Sütün yanında ek besin lazım. Alamadım. Tövbe etmiştim o güne
kadar. Daha önceden sabıkam vardı. Ama o gün yavrum için tövbemi
bozdum ve pazarda hırsızlık yaptım. 6 yıl verdiler bana. Oğlumun
ömrü de hastane ile cezaevi arasında geçiyor."
'Daha çocuktum ama kasvetli hava
aklımda'
'Uçurtmayı Vurmasınlar' filminde, cezaevinde doğup
büyüyen 4.5 yaşındaki Barış'ı canlandıran Ozan Bilen, şimdi 25
yaşında. "O çocuklar için mutlaka özel yetiştirme yurdu kurulmalı"
diyen Ozan Bilen şöyle diyor: "Film her ne kadar yaşanmış bir
öyküden uyarlandıysa da sonuçta bir prodüksiyon ürünüydü. Ben o
yaşta, cezaevinde tam olarak ne hissettiğimi bilerek performans
göstermedim. Bana oyun gibi geldi. Ama cezaevinin kasvetli havasını
unutamıyorum. Filmi izlediğimde çok etkileniyorum. Orada büyümek
büyük bir şanssızlık olsa gerek."
OYUN SALONUNA UZAKTAN BAKIYOR
Devlet cezaevinde yaşamaya mahkûm çocuklara
oyun odası yapmış. Anneler ve çocukları için can simidi olmuş bu
odalar. Ancak hastalığı yüzünden Oğuz'un burada oynayamadığını
anlatıyor annesi: "Arkadaşlarıyla oynamak istiyor ama oynayamıyor.
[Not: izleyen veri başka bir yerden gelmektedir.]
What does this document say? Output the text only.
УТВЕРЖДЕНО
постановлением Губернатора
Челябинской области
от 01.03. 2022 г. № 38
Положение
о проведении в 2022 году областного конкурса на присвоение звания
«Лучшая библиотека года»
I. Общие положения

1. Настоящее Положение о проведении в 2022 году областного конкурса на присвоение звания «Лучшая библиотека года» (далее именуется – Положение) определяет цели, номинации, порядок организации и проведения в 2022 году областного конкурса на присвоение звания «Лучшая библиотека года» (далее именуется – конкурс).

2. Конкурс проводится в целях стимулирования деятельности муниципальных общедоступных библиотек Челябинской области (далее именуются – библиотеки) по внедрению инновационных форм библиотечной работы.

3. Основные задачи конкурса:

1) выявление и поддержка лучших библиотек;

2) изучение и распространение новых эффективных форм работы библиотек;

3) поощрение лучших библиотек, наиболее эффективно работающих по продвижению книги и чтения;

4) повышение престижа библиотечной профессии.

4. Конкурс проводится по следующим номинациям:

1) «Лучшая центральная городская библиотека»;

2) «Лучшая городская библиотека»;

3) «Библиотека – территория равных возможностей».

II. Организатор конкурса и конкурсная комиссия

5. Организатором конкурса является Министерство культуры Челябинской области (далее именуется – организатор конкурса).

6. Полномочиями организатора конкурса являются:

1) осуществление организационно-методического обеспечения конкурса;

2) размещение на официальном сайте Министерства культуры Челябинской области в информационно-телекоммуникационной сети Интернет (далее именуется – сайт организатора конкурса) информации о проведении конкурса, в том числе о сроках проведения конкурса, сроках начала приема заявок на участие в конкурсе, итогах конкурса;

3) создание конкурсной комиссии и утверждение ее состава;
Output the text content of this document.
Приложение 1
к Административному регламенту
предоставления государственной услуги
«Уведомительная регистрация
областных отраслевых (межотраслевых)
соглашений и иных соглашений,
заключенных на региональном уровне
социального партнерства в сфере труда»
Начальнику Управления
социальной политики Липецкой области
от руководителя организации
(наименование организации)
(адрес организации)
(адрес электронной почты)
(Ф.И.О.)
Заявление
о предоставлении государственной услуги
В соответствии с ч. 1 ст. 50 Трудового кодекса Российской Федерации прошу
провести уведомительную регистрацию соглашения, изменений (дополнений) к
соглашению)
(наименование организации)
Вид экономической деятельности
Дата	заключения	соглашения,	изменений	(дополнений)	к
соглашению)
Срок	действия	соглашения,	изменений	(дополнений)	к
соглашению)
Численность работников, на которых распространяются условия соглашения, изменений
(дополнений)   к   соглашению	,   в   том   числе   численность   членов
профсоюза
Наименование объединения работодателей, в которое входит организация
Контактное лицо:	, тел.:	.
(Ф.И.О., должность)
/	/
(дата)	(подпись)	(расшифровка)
Yürüyemiyor ki nasıl oynasın?.. Devlet, çocuklar için oyun odası
yapmış ama benim yavrum oyuncaklara da, arkadaşlarına da uzaktan
bakıyor. Geçen gün babası alıp eve götürdü. Ayağı kırılmış, geri
geldi. Ölür benim oğlum dışarıda. Ama içerde de ölüyor."